World’s Largest Coal Miner To Run Out Of Reserves In 17 Years, Claims Greenpeace

In a startling revelation, Greenpeace India has claimed that the world’s largest coal miner, and essentially India, could run out of recoverable coal reserves within 17 years. Coal India Limited is the world’s largest coal mining company and enjoys a monopoly in the Indian coal sector.
The Indian government has announced extremely ambitious plans to add coal-based power generation capacity over the next few years. The country plans to add almost 100 GW of coal-fired power plants by 2017. A number of these projects are planned to use the ultra super critical technology which has lower carbon intensity than conventional coal-based power plants.
In 2011, India’s coal demand was 640 million tonnes. This figure is set to increase rapidly as the country plans to add significant capacity over the next few years. Recently, Coal India Limited signed over 150 fuel-supply agreements with new power plants. The company admits that it would not able to provide 100% of the demand of the power plants through its domestic mines and will have to import about 15-20% of the demand from other countries.
According to the recently adopted United Nations Framework Classification for Fossil Fuel and Mineral Resources, Coal India’s recoverable reserves stand at 17.15 billion tonnes; Greenpeace India pegs recoverable reserves of non-coking coal at 15.4 billion tonnes. At the expected rate of production (government intends to meet maximum demand from domestic sources to keep electricity tariffs low), these reserves will be exhausted by within the next 13 years.
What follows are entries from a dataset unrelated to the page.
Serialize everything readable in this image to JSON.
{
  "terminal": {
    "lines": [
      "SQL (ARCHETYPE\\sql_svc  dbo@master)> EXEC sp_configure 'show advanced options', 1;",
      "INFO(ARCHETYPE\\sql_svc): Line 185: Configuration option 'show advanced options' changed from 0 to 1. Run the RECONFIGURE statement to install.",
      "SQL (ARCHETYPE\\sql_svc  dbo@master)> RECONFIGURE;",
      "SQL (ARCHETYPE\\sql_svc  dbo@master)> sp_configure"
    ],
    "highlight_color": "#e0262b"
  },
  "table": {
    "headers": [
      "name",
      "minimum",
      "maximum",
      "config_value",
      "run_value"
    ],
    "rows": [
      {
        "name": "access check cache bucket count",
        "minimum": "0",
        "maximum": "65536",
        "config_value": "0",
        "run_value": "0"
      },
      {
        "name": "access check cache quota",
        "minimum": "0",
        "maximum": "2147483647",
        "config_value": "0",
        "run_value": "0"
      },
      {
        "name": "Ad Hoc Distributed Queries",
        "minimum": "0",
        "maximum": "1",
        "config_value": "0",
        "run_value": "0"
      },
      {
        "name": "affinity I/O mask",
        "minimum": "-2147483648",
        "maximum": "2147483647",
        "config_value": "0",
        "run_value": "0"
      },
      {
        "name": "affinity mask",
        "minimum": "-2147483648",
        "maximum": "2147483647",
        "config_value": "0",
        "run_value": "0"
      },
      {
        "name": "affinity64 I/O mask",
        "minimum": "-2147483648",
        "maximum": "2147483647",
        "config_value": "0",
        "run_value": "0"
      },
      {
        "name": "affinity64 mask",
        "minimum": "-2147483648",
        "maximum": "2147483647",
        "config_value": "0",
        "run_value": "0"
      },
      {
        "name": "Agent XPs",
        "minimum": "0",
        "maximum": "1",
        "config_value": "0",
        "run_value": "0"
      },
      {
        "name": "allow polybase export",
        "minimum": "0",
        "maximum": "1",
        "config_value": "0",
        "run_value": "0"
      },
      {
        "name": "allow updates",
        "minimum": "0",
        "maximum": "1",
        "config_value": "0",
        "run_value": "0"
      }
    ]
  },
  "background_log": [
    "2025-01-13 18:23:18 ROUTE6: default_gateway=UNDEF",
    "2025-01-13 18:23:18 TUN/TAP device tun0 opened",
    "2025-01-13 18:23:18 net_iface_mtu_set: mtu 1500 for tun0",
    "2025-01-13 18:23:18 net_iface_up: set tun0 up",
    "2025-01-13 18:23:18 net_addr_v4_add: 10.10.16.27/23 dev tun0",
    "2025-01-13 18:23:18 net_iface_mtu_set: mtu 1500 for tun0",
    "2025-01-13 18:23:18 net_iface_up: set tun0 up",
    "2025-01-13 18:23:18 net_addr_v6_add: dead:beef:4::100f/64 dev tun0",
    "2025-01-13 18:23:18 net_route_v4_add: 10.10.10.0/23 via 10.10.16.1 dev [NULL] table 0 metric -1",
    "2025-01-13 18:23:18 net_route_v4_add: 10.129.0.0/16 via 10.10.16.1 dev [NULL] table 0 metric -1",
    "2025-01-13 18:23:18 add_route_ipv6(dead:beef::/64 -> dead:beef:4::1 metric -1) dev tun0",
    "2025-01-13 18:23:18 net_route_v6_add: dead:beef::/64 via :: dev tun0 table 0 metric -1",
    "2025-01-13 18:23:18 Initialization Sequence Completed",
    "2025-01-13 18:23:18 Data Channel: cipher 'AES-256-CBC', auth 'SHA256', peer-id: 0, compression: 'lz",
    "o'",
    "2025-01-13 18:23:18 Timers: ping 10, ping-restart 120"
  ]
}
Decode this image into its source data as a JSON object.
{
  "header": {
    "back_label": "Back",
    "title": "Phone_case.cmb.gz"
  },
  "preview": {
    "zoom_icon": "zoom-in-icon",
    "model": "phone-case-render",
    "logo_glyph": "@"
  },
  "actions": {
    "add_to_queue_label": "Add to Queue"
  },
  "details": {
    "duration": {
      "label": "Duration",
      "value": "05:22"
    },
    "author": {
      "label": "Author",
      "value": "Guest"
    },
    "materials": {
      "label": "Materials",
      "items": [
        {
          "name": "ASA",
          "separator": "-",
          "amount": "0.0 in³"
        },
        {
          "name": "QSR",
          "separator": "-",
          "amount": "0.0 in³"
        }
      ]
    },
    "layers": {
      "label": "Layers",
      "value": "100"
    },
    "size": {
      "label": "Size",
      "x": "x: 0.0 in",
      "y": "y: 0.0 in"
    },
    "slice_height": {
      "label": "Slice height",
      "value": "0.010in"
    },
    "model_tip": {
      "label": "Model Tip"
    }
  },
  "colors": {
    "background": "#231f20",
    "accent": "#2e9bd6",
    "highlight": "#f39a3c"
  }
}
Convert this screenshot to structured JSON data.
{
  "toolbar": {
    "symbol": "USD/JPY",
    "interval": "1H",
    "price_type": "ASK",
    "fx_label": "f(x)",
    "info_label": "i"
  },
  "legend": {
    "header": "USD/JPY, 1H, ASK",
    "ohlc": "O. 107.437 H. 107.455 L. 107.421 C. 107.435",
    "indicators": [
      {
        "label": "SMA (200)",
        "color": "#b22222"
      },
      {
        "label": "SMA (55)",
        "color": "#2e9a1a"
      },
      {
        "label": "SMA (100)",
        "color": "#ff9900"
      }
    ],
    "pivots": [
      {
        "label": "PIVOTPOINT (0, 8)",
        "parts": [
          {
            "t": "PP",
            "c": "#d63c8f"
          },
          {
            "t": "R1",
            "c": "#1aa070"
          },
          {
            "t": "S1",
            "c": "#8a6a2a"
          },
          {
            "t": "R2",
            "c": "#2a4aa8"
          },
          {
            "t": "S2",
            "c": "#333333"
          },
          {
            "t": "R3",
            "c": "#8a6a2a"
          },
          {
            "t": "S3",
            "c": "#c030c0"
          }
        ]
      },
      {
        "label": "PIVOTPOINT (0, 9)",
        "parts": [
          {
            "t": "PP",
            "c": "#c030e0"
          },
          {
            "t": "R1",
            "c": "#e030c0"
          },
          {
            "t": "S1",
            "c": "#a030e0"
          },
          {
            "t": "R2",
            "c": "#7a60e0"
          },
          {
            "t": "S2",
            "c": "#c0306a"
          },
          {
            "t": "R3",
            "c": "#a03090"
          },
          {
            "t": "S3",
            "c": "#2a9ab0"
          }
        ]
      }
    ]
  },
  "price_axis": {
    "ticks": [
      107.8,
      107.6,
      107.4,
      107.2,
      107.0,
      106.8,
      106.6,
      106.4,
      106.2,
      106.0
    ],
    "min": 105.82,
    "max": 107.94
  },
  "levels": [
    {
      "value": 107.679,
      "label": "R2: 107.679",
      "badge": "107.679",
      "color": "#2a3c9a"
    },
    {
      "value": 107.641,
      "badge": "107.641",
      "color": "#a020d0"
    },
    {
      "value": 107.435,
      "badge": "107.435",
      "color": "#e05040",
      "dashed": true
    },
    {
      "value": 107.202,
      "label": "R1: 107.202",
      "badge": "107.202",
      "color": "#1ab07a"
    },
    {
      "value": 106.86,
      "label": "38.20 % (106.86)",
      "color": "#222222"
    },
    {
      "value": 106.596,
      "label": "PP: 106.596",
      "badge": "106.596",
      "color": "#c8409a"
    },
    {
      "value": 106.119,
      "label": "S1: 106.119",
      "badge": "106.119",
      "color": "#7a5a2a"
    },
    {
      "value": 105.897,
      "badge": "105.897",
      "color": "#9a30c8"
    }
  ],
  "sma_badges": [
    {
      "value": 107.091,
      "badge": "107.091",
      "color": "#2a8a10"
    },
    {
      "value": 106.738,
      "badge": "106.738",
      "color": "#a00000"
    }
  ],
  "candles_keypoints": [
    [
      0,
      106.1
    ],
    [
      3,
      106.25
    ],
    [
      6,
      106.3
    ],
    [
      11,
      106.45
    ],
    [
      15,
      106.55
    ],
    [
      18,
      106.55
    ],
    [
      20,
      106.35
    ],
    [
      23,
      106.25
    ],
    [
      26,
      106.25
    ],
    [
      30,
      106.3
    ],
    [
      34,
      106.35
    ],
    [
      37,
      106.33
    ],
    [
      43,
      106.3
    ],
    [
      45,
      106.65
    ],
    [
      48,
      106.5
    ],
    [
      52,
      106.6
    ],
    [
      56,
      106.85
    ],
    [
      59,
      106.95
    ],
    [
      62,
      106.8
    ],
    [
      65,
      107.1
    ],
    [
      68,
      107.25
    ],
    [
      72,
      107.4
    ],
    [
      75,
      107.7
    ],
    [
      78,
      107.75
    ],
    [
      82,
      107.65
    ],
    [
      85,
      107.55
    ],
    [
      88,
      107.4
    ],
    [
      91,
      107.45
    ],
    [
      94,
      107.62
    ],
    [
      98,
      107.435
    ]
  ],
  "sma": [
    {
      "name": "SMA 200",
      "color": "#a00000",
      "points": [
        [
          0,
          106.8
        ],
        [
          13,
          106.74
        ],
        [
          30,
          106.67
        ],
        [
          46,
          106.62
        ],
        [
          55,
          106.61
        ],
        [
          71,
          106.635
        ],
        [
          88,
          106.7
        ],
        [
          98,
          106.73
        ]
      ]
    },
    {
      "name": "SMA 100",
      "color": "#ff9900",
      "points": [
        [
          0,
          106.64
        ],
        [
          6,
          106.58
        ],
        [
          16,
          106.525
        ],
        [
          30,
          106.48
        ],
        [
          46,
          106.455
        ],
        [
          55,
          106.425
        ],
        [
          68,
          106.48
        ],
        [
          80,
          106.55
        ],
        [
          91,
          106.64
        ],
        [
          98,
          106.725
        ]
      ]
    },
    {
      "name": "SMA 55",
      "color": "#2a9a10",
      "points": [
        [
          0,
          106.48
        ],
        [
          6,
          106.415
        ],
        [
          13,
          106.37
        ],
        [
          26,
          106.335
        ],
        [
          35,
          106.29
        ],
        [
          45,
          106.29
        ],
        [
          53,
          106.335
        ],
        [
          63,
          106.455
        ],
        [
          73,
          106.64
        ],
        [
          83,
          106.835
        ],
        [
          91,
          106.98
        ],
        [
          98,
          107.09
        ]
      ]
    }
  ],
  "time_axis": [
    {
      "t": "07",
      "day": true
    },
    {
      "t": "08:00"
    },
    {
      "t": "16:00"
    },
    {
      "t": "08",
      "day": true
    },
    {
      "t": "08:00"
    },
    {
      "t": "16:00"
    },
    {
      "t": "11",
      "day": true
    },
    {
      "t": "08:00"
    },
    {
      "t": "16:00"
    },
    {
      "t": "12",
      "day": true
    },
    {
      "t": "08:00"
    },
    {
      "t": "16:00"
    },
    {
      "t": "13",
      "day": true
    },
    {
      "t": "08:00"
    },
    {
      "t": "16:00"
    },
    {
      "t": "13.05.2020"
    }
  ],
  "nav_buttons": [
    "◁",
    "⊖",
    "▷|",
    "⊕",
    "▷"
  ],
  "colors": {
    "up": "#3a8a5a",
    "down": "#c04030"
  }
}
Greenpeace India has noted several reasons as to why Coal India would have a tough time increasing its recoverable reserves. Lack of technical know-how to mine at greater depths and slow pace of exploration growth over the last few years are among the reasons mentioned by Greenpeace India. Another major obstacle being faced by the company are environmental clearances. According to media reports, 241 coal mining projects are currently awaiting environmental clearances from either the state governments or the central government.
Coal India has, expectedly, rejected the claims made by Greenpeace India. The company claims to have been adding over 2 billion tonnes of reserves every year and hopes to increase the production to 482 million tonnes in 2013-14.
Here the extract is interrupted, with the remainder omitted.